OnePlus 7 Pro review: OnePlus went all out on its first super-premium phone, and created something incredible
OnePlus takes the war on bezels very seriously.
Having valiantly whittled down the notch of last year’s OnePlus 6T to a single-lens nipple-nubbin, zealous OnePlus engineers have obliterated it completely in the newly launched OnePlus 7 Pro. Announced this week, the company’s very first premium, no-holds-barred flagship is nothin’ but screen – top to bottom, left to right – with a gently curved glass display that seems to flow over the edge of the device, like a Samsung Galaxy.
To achieve this, the selfie camera has been moved from the face of the phone and hidden inside the handset, popping up only when it’s needed, and peeking out of the top of the phone like an inquisitive mole. The camera takes just half a second to deploy, which is quick enough that you won’t spot it when it pops up and back down when unlocking the phone with facial recognition.
The periscope-style camera is designed to be dust and water resistant (though the phone is still not officially rated for taking a plunge), and OnePlus says that the mechanism has been stress tested 300,000 times to ensure durability (that’s the equivalent of 150 times a day for five years). Cleverly, if the phone’s accelerometer senses that the device has been dropped, the quick thinking selfie camera will retreat into the safety of the phone like a frightened tortoise before it hits the ground.
That repositioned selfie camera has made room for the best display ever on a OnePlus phone, and what just might be the best display of any phone on the market. The 6.67-inch QHD+ resolution OLED screen is simply stunning, and runs at a super slick 90Hz refresh rate – 50 per cent faster than most other phones, even the newest iPhones – making it look uncannily smooth and fluid when scrolling and during app and menu animations. This kind of tinkering around the margins is something of an obsession for OnePlus designers, who routinely shave nanoseconds off stock Android animations in service of an imperceptibly slicker and more responsive user experience.
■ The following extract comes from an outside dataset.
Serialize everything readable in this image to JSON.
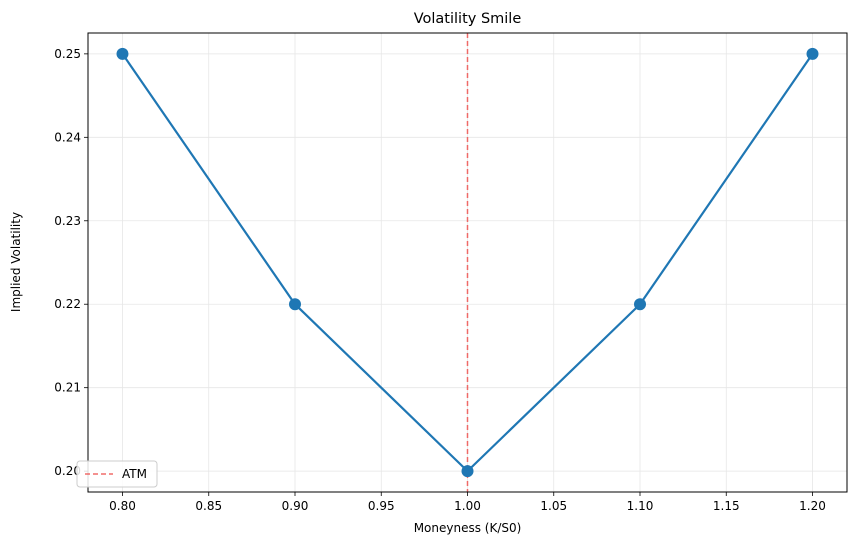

The graduation to a screen that’s finally capable of rendering the meticulously keyframed animations of their custom-built OxygenOS feels like a culmination of that unwavering fixation on smoothness.
Powering everything is a beefy set of specs, the top-end gear OnePlus could never afford to stick in its cheaper phones, including a new UFS 3.0 storage standard that chucks data around at speeds nine times faster than every other phone on the market. Jargon aside, from app launching to the in-screen fingerprint scanner, everything about this phone feels very quick.
The embiggened 4,000mAh battery is capacious enough to fuel the entire shebang for a day and a half before it needs a recharge, and OnePlus’s proprietary Warp Charge tech can dump a load of power into the battery with just a few minute’s charging, though one drawback is the lack of wireless charging.
Round the back are three more cameras, one of them wide-angle, another telephoto. The quality is on par with other premium Android phones, and while it won’t match the Pixel 3 in low-light and night-time shooting, photographs look crisp and colourful in a range of conditions.
At £649 this is the most expensive phone that OnePlus has made, but it still costs a lot less than the phones it goes toe to toe with. The Galaxy S10 Plus, by comparison, will leave an £899 sized hole in your bank balance. You’ll struggle to see where compromises have been made to bring the price down by that much – there’s no wireless charging, for example, but that’s unlikely to be a clincher for many – and that makes the OnePlus 7 Pro the Android phone to beat at the premium end of the market. It’s an astonishing phone at an astonishing price.